NASA's James Webb Space Telescope has been serving up all kinds of fascinating new discoveries from deep space ever since its launch. Now, it has captured images of a brown dwarf which carries silicate particles in its atmosphere. Now, the deep analysis of the image by astronomers described the analysis of the brown dwarf and its unique atmosphere in the arXiv preprint server paper, which mentioned that the observed brown dwarf is approximately 72 light years away. However, the brown dwarf named VHS 1256-1257 b was first detected in 2015. Astronomers say that it is roughly 19 times that of Jupiter, but is still in its young age.
But what are these brown dwarfs? Are they planets or stars? Or intriguingly, something in-between. NASA shed light on this and says, "Brown dwarfs are more massive than planets but not quite as massive as stars. Generally speaking, they have between 13 and 80 times the mass of Jupiter. A brown dwarf becomes a star if its core pressure gets high enough to start nuclear fusion." In simpler words, brown dwarfs are space objects that have failed to become stars simply because they were not big enough. However, they begin their journey as a star, but can't build enough hydrogen to initiate a fusion reaction. And that's why they do not grow to the size of stars, hence they are called brown dwarfs.

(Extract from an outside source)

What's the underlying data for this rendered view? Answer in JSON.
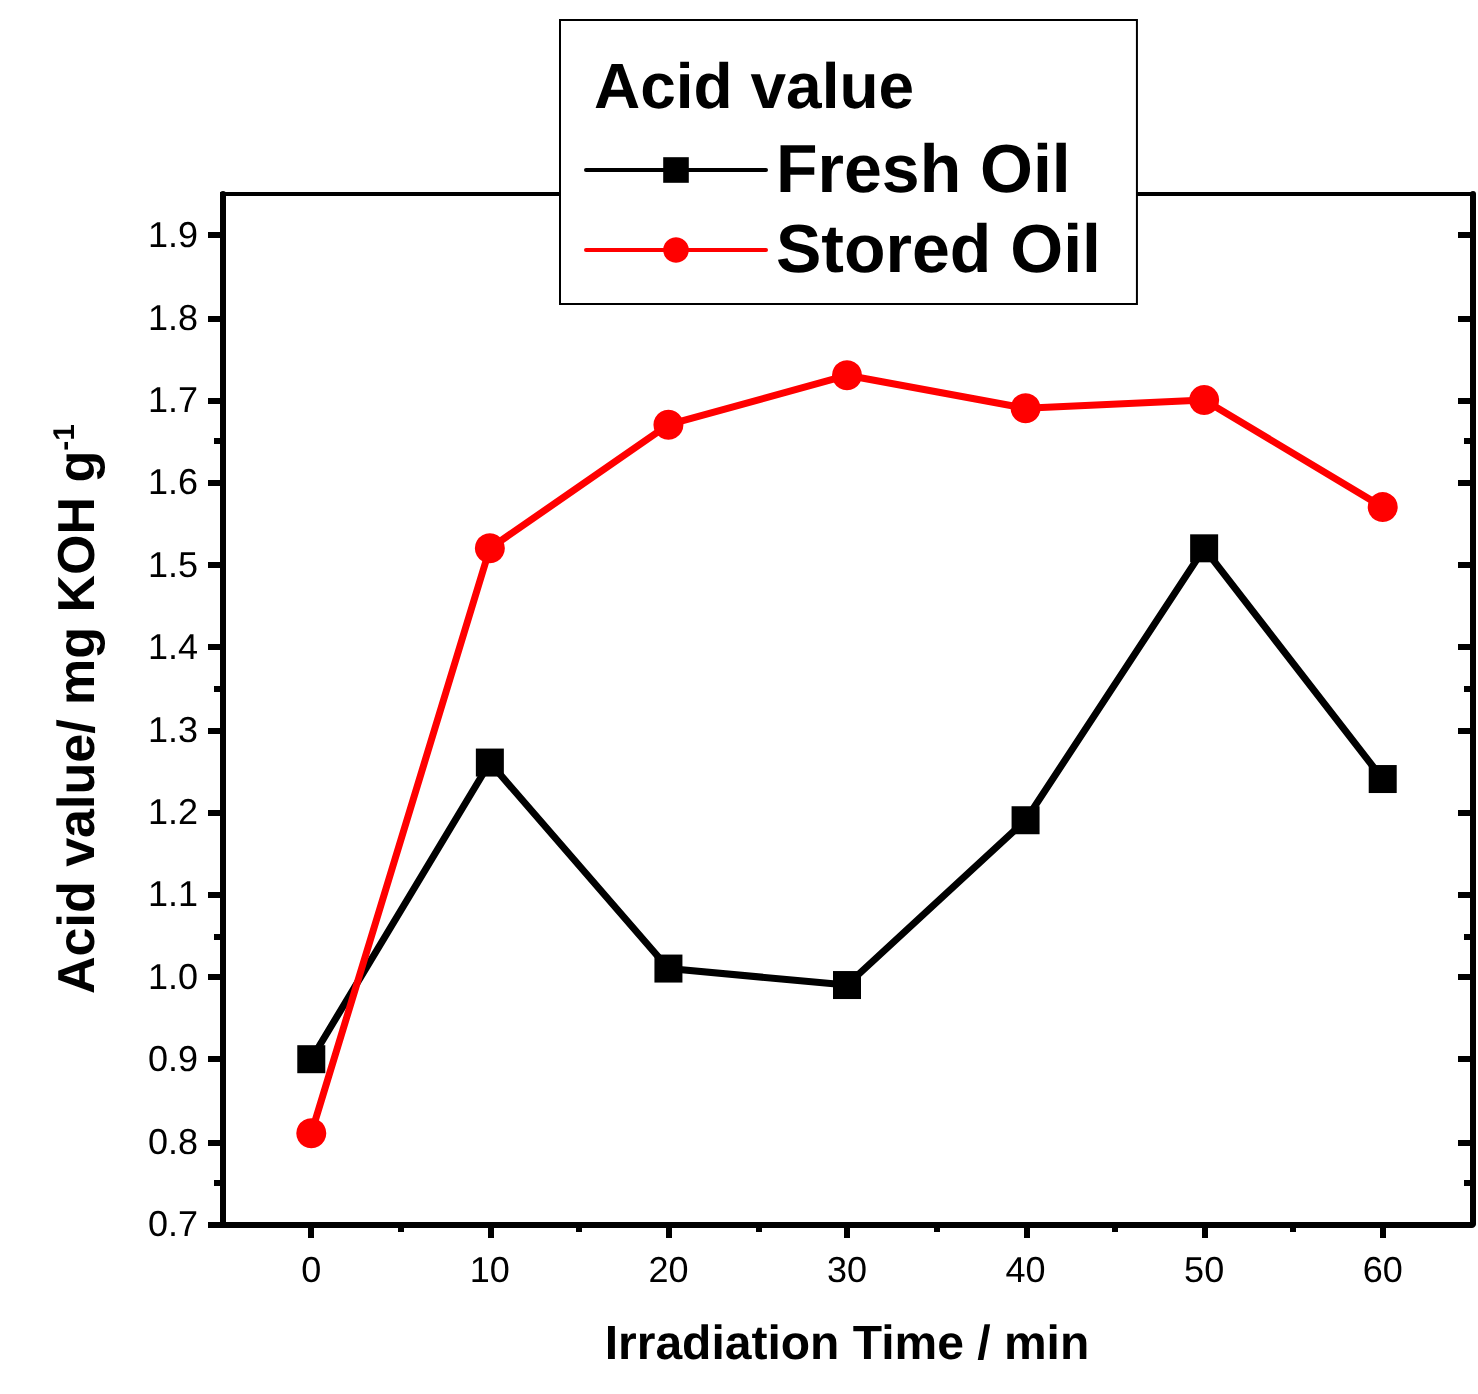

Although the temperature and pressure are far lower than those in stars, brown dwarfs can fuse deuterium. Space scientists can detect them because they emit heat and light as well, usually by observing infrared wavelengths. And it just so happens that the James Webb Telescope was made to examine objects in the infrared spectrum.

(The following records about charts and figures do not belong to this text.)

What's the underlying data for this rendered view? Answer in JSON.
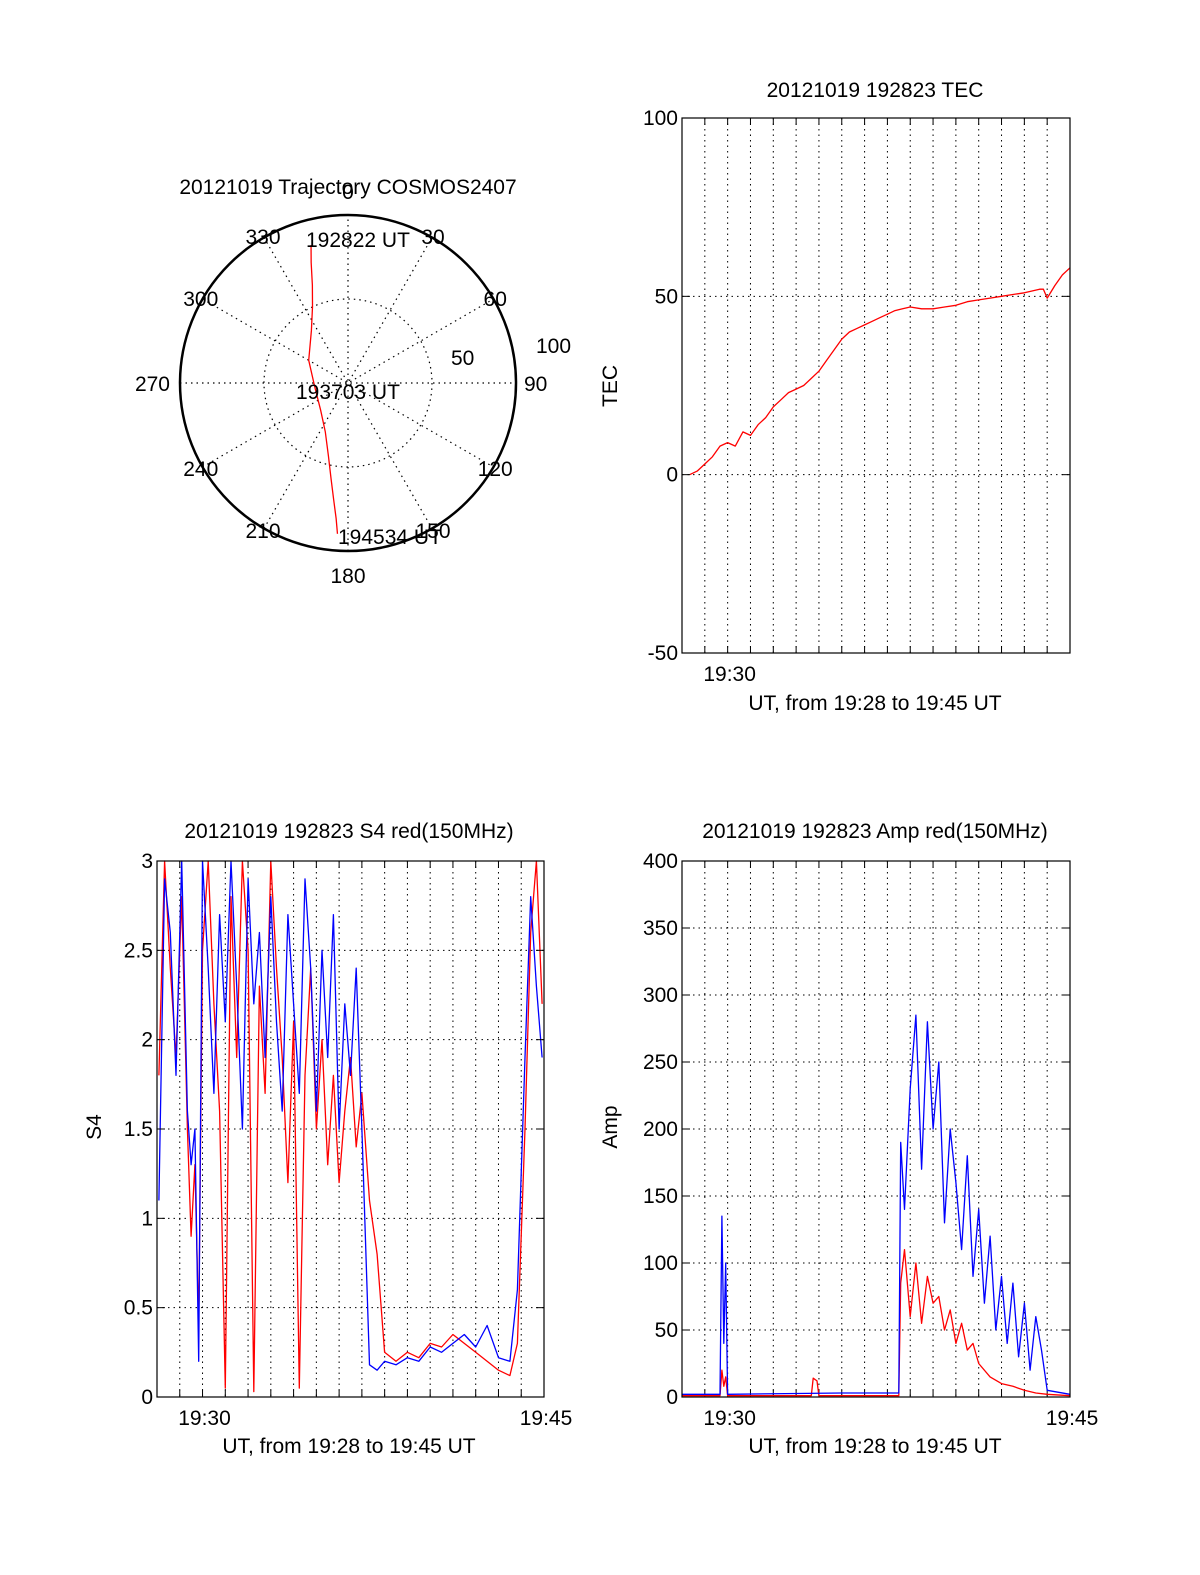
{
  "chart_data": [
    {
      "type": "polar",
      "title": "20121019 Trajectory COSMOS2407",
      "azimuth_labels": [
        "0",
        "30",
        "60",
        "90",
        "120",
        "150",
        "180",
        "210",
        "240",
        "270",
        "300",
        "330"
      ],
      "radial_labels": [
        "50",
        "100"
      ],
      "radial_max": 100,
      "annotations": [
        "192822 UT",
        "193703 UT",
        "194534 UT"
      ],
      "track": {
        "color": "#ff0000",
        "points": [
          [
            345,
            85
          ],
          [
            343,
            75
          ],
          [
            340,
            62
          ],
          [
            335,
            50
          ],
          [
            325,
            38
          ],
          [
            300,
            27
          ],
          [
            265,
            20
          ],
          [
            225,
            23
          ],
          [
            205,
            32
          ],
          [
            195,
            45
          ],
          [
            190,
            58
          ],
          [
            187,
            70
          ],
          [
            185,
            81
          ],
          [
            184,
            90
          ]
        ]
      }
    },
    {
      "type": "line",
      "title": "20121019 192823 TEC",
      "xlabel": "UT, from 19:28 to 19:45 UT",
      "ylabel": "TEC",
      "xlim": [
        "19:28",
        "19:45"
      ],
      "ylim": [
        -50,
        100
      ],
      "xticks": [
        "19:30"
      ],
      "yticks": [
        "-50",
        "0",
        "50",
        "100"
      ],
      "grid": true,
      "series": [
        {
          "color": "#ff0000",
          "x": [
            "19:28:20",
            "19:28:40",
            "19:29:00",
            "19:29:20",
            "19:29:40",
            "19:30:00",
            "19:30:20",
            "19:30:40",
            "19:31:00",
            "19:31:20",
            "19:31:40",
            "19:32:00",
            "19:32:20",
            "19:32:40",
            "19:33:00",
            "19:33:20",
            "19:33:40",
            "19:34:00",
            "19:34:20",
            "19:34:40",
            "19:35:00",
            "19:35:20",
            "19:35:40",
            "19:36:00",
            "19:36:20",
            "19:36:40",
            "19:37:00",
            "19:37:20",
            "19:37:40",
            "19:38:00",
            "19:38:30",
            "19:39:00",
            "19:39:30",
            "19:40:00",
            "19:40:30",
            "19:41:00",
            "19:41:30",
            "19:42:00",
            "19:42:30",
            "19:43:00",
            "19:43:20",
            "19:43:40",
            "19:43:50",
            "19:44:00",
            "19:44:20",
            "19:44:40",
            "19:45:00"
          ],
          "y": [
            0,
            1,
            3,
            5,
            8,
            9,
            8,
            12,
            11,
            14,
            16,
            19,
            21,
            23,
            24,
            25,
            27,
            29,
            32,
            35,
            38,
            40,
            41,
            42,
            43,
            44,
            45,
            46,
            46.5,
            47,
            46.5,
            46.5,
            47,
            47.5,
            48.5,
            49,
            49.5,
            50,
            50.5,
            51,
            51.5,
            52,
            52,
            49.5,
            53,
            56,
            58
          ]
        }
      ]
    },
    {
      "type": "line",
      "title": "20121019 192823 S4 red(150MHz)",
      "xlabel": "UT, from 19:28 to 19:45 UT",
      "ylabel": "S4",
      "xlim": [
        "19:28",
        "19:45"
      ],
      "ylim": [
        0,
        3
      ],
      "xticks": [
        "19:30",
        "19:45"
      ],
      "yticks": [
        "0",
        "0.5",
        "1",
        "1.5",
        "2",
        "2.5",
        "3"
      ],
      "grid": true,
      "series": [
        {
          "color": "#ff0000",
          "x": [
            "19:28:05",
            "19:28:20",
            "19:28:35",
            "19:28:50",
            "19:29:05",
            "19:29:20",
            "19:29:30",
            "19:29:40",
            "19:29:50",
            "19:30:00",
            "19:30:15",
            "19:30:30",
            "19:30:45",
            "19:31:00",
            "19:31:15",
            "19:31:30",
            "19:31:45",
            "19:32:00",
            "19:32:15",
            "19:32:30",
            "19:32:45",
            "19:33:00",
            "19:33:15",
            "19:33:30",
            "19:33:45",
            "19:34:00",
            "19:34:15",
            "19:34:30",
            "19:34:45",
            "19:35:00",
            "19:35:15",
            "19:35:30",
            "19:35:45",
            "19:36:00",
            "19:36:15",
            "19:36:30",
            "19:36:45",
            "19:37:00",
            "19:37:20",
            "19:37:40",
            "19:38:00",
            "19:38:30",
            "19:39:00",
            "19:39:30",
            "19:40:00",
            "19:40:30",
            "19:41:00",
            "19:41:30",
            "19:42:00",
            "19:42:30",
            "19:43:00",
            "19:43:30",
            "19:43:50",
            "19:44:10",
            "19:44:25",
            "19:44:40",
            "19:44:55"
          ],
          "y": [
            1.8,
            3,
            2.4,
            1.9,
            2.8,
            1.5,
            0.9,
            1.3,
            0.4,
            2.5,
            3,
            2.2,
            1.6,
            0.05,
            2.8,
            1.9,
            3,
            2.5,
            0.03,
            2.3,
            1.7,
            3,
            2.4,
            1.9,
            1.2,
            2.1,
            0.05,
            1.8,
            2.4,
            1.5,
            2,
            1.3,
            1.8,
            1.2,
            1.6,
            1.9,
            1.4,
            1.7,
            1.1,
            0.8,
            0.25,
            0.2,
            0.25,
            0.22,
            0.3,
            0.28,
            0.35,
            0.3,
            0.25,
            0.2,
            0.15,
            0.12,
            0.3,
            1.5,
            2.6,
            3,
            2.2
          ]
        },
        {
          "color": "#0000ff",
          "x": [
            "19:28:05",
            "19:28:20",
            "19:28:35",
            "19:28:50",
            "19:29:05",
            "19:29:20",
            "19:29:30",
            "19:29:40",
            "19:29:50",
            "19:30:00",
            "19:30:15",
            "19:30:30",
            "19:30:45",
            "19:31:00",
            "19:31:15",
            "19:31:30",
            "19:31:45",
            "19:32:00",
            "19:32:15",
            "19:32:30",
            "19:32:45",
            "19:33:00",
            "19:33:15",
            "19:33:30",
            "19:33:45",
            "19:34:00",
            "19:34:15",
            "19:34:30",
            "19:34:45",
            "19:35:00",
            "19:35:15",
            "19:35:30",
            "19:35:45",
            "19:36:00",
            "19:36:15",
            "19:36:30",
            "19:36:45",
            "19:37:00",
            "19:37:20",
            "19:37:40",
            "19:38:00",
            "19:38:30",
            "19:39:00",
            "19:39:30",
            "19:40:00",
            "19:40:30",
            "19:41:00",
            "19:41:30",
            "19:42:00",
            "19:42:30",
            "19:43:00",
            "19:43:30",
            "19:43:50",
            "19:44:10",
            "19:44:25",
            "19:44:40",
            "19:44:55"
          ],
          "y": [
            1.1,
            2.9,
            2.6,
            1.8,
            3,
            1.6,
            1.3,
            1.5,
            0.2,
            3,
            2.4,
            1.7,
            2.7,
            2.1,
            3,
            2.3,
            1.5,
            2.9,
            2.2,
            2.6,
            1.9,
            2.8,
            2.1,
            1.6,
            2.7,
            2.2,
            1.7,
            2.9,
            2.4,
            1.6,
            2.5,
            1.9,
            2.7,
            1.5,
            2.2,
            1.8,
            2.4,
            1.5,
            0.18,
            0.15,
            0.2,
            0.18,
            0.22,
            0.2,
            0.28,
            0.25,
            0.3,
            0.35,
            0.28,
            0.4,
            0.22,
            0.2,
            0.6,
            1.9,
            2.8,
            2.3,
            1.9
          ]
        }
      ]
    },
    {
      "type": "line",
      "title": "20121019 192823 Amp red(150MHz)",
      "xlabel": "UT, from 19:28 to 19:45 UT",
      "ylabel": "Amp",
      "xlim": [
        "19:28",
        "19:45"
      ],
      "ylim": [
        0,
        400
      ],
      "xticks": [
        "19:30",
        "19:45"
      ],
      "yticks": [
        "0",
        "50",
        "100",
        "150",
        "200",
        "250",
        "300",
        "350",
        "400"
      ],
      "grid": true,
      "series": [
        {
          "color": "#ff0000",
          "x": [
            "19:28:00",
            "19:29:40",
            "19:29:45",
            "19:29:50",
            "19:29:55",
            "19:30:00",
            "19:33:40",
            "19:33:45",
            "19:33:55",
            "19:34:00",
            "19:37:30",
            "19:37:35",
            "19:37:45",
            "19:38:00",
            "19:38:15",
            "19:38:30",
            "19:38:45",
            "19:39:00",
            "19:39:15",
            "19:39:30",
            "19:39:45",
            "19:40:00",
            "19:40:15",
            "19:40:30",
            "19:40:45",
            "19:41:00",
            "19:41:30",
            "19:42:00",
            "19:42:30",
            "19:43:00",
            "19:43:30",
            "19:44:00",
            "19:45:00"
          ],
          "y": [
            1,
            1,
            20,
            8,
            15,
            1,
            1,
            14,
            12,
            1,
            1,
            85,
            110,
            60,
            100,
            55,
            90,
            70,
            75,
            50,
            65,
            40,
            55,
            35,
            40,
            25,
            15,
            10,
            8,
            5,
            3,
            2,
            1
          ]
        },
        {
          "color": "#0000ff",
          "x": [
            "19:28:00",
            "19:29:40",
            "19:29:45",
            "19:29:50",
            "19:29:55",
            "19:30:00",
            "19:35:00",
            "19:37:30",
            "19:37:35",
            "19:37:45",
            "19:38:00",
            "19:38:15",
            "19:38:30",
            "19:38:45",
            "19:39:00",
            "19:39:15",
            "19:39:30",
            "19:39:45",
            "19:40:00",
            "19:40:15",
            "19:40:30",
            "19:40:45",
            "19:41:00",
            "19:41:15",
            "19:41:30",
            "19:41:45",
            "19:42:00",
            "19:42:15",
            "19:42:30",
            "19:42:45",
            "19:43:00",
            "19:43:15",
            "19:43:30",
            "19:43:45",
            "19:44:00",
            "19:45:00"
          ],
          "y": [
            2,
            2,
            135,
            40,
            100,
            2,
            3,
            3,
            190,
            140,
            230,
            285,
            170,
            280,
            200,
            250,
            130,
            200,
            160,
            110,
            180,
            90,
            140,
            70,
            120,
            50,
            90,
            40,
            85,
            30,
            70,
            20,
            60,
            35,
            5,
            2
          ]
        }
      ]
    }
  ]
}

Webb Telescope detects brown dwarf
Earlier images of the new dwarf showed a reddish hue to its atmosphere, which instantly grabbed scientists' attention. Now, research on the image revealed that the atmosphere of the brown dwarf is similar to most other dwarfs - filled with methane, sodium, water, potassium and carbon dioxide. They also found thick layers of clouds, which are believed to be made of silicate particles. The study further noted that brown dwarfs can be encircled by dusty clouds, which can have an impact on their brightness. Scientists believe that this will represent a big step towards a detailed study on exoplanets and brown dwarfs in the future.
"Jupiter is the biggest planet in our solar system. It's similar to a star, but it never got big enough to start burning," says NASA. Jupiter is not considered a brown dwarf because, "First and foremost, it simply does not have enough mass to fall under the classification of a brown dwarf, with your typical brown dwarf around 0.013 solar masses or 13 Jupiter sized planets in weight, with even the smallest size still 10 times the mass of Jupiter, says Scope The Galaxy.